İnşaat 2006 yılında başlamış ve 2011 yılı Temmuz ayında bitirilmiştir, dolayısı ile işçilik hesabında 2010 yılına ait maliyet bedelleri uygulanacaktır. Fakat hangi inşaat sınıfına göre işçilik yüzdesi belirlenecektir.
SGK genelgelerinde bu tip inşaatlara yani; Yukarıda açıkladığımız ve Yapı ruhsatında V-D olarak belirlenen yapı sınıfı, Mimarlık ve Mühendislik Bedellerinin Hesabında Kullanılacak Yapı Yaklaşık Birim Maliyetleri Listesinde “Restore edilecek yapılar ve tarihi ve eski eser niteliğinde olup, yıkılarak orijinaline uygun olarak yapılan yapılar“ olarak açıklanmaktadır. Bu tip inşaatlara uygun olan işçilik oranı olarak;
1- Eski eser görünümlü bina inşaatı (%12)
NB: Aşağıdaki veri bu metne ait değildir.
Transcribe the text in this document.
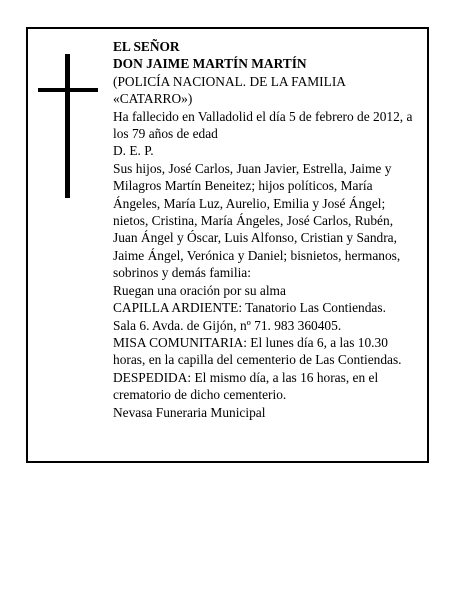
EL SEÑOR
DON JAIME MARTÍN MARTÍN
(POLICÍA NACIONAL. DE LA FAMILIA
«CATARRO»)
Ha fallecido en Valladolid el día 5 de febrero de 2012, a
los 79 años de edad
D. E. P.
Sus hijos, José Carlos, Juan Javier, Estrella, Jaime y
Milagros Martín Beneitez; hijos políticos, María
Ángeles, María Luz, Aurelio, Emilia y José Ángel;
nietos, Cristina, María Ángeles, José Carlos, Rubén,
Juan Ángel y Óscar, Luis Alfonso, Cristian y Sandra,
Jaime Ángel, Verónica y Daniel; bisnietos, hermanos,
sobrinos y demás familia:
Ruegan una oración por su alma
CAPILLA ARDIENTE: Tanatorio Las Contiendas.
Sala 6. Avda. de Gijón, nº 71. 983 360405.
MISA COMUNITARIA: El lunes día 6, a las 10.30
horas, en la capilla del cementerio de Las Contiendas.
DESPEDIDA: El mismo día, a las 16 horas, en el
crematorio de dicho cementerio.
Nevasa Funeraria Municipal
2- Her türlü tarihi yapının restorasyonu (%20) verilmiştir.
Bu konuda Sigorta Müdürlüklerinin uygulaması hazineci yaklaşımla direkt olarak ikinci seçenekteki %20 oranı olmaktadır.
.
Fiilen ise; asgari işçilik tutarı Ruhsattaki 5-D sınıfının uygulanması ile gerçek mahiyeti 3-B Asansörlü ve kaloriferli Konutlar sınıfında olan bu tip yapının m2 maliyet bedeli 565,00 TL den hesap edilmesi gerekirken 5-D sınıfı nedeniyle m2 maliyetini 1.559,00 TL.den hesaplayarak gerçek mahiyetinden fazla işçilik primi ödemesi zaten yapılmaktadır.
.
Restorasyon denildiğinde ilk olarak, bir tarihi yapıda oluşan deformelerin aslına uygun olarak ince bir işçilikle ve sanatkar kişiler tarafından sanat tarihi danışmanlarının eşliğinde yapılan tamirat gelmektedir. Zaten Restorasyon kelimesi de kısaca; bozmadan onarım manasına gelmektedir.
.
SONUÇ:
Yazımıza konu inşaatın niteliğini göz önüne aldığımızda bu ve bunun gibi eskisinin tamamen yıkılarak yerine sıfırdan fakat, aslına uygun görünümde yapılan bir inşaatın restorasyon ile uzaktan yakından bir ilişkisi yoktur. Ortada sadece eski eser görünümü verilmiş yeni bir betonarme bina inşaatı vardır. Fakat SGK bu işlemin bir restorasyon olduğu konusunda ısrar etmekte ve kanaatimizce haksız ve yanlış bir uygulama yapmaktadır.